For augmented helicopters with modern flight control systems, unintended and unexpected oscillations or divergences of the pilot-rotorcraft system have become an increasingly critical issue. Especially the rapid advances in the field of high response actuation and highly augmented flight control systems have increased the sensitivity to aspects that lead to unfavourable Aircraft-Pilot Coupling (APC) and Rotorcraft-Pilot Coupling (RPC). The understanding, prediction and prevention of adverse RPCs is a challenging task requiring the analysis and simulation of the complete closed loop system consisting of pilot – control system – rotorcraft. In Europe, comprehensive research activities were launched by the GARTEUR HC AG-16 action group (2005-2008) in order to improve the physical understanding of RPCs. Overall objectives of GARTEUR HC AG-16 were the definition of criteria for quantifying the helicopters’ susceptibility to RPC and the establishment of guidelines for preventing or suppressing critical RPC incidents in future, thus contributing to increased helicopter operational safety.

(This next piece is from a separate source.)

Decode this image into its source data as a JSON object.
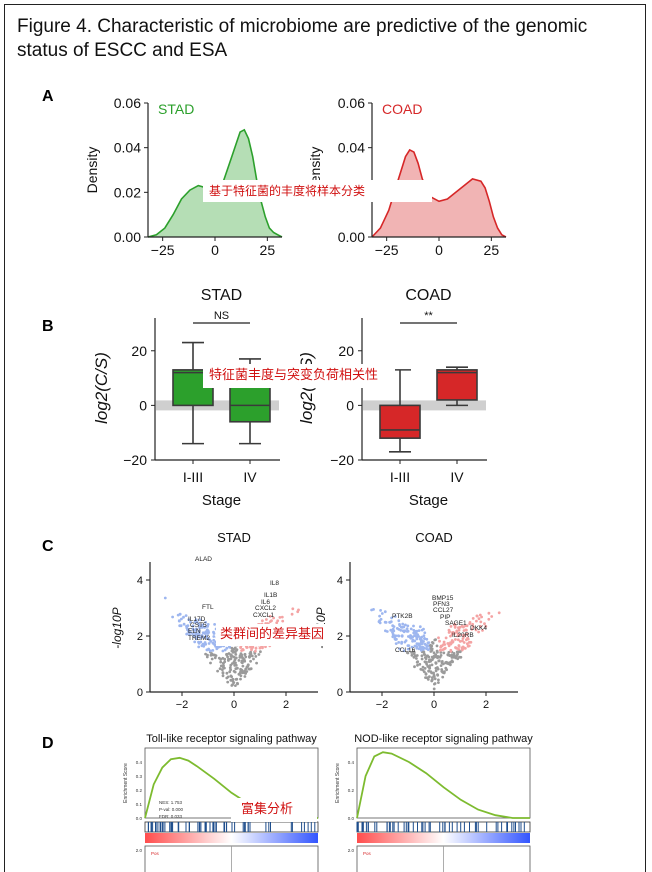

The GARTEUR research was further continued under the umbrella of the 7th European Framework Programme (FP7) in the project ARISTOTEL - Aircraft and Rotorcraft Pilot Couplings – Tools and Techniques for Alleviation and Detection (2010-2013). Regarding numerous flight events in the past, several types of RPCs have been observed which can be differentiated by the frequency contents as well as by the underlying physics and human behaviour. Focus in the GARTEUR HC AG-16 group was given on the one hand to RPC phenomena in the frequency range up to approximately 1 Hz and on the other hand to coupling phenomena approximately between 2 Hz and 5 Hz. This paper presents an overview of the various numerical and experimental activities of research. Selected results are highlighted and discussed demonstrating the used approach to investigate different RPC phenomena in a schematic manner.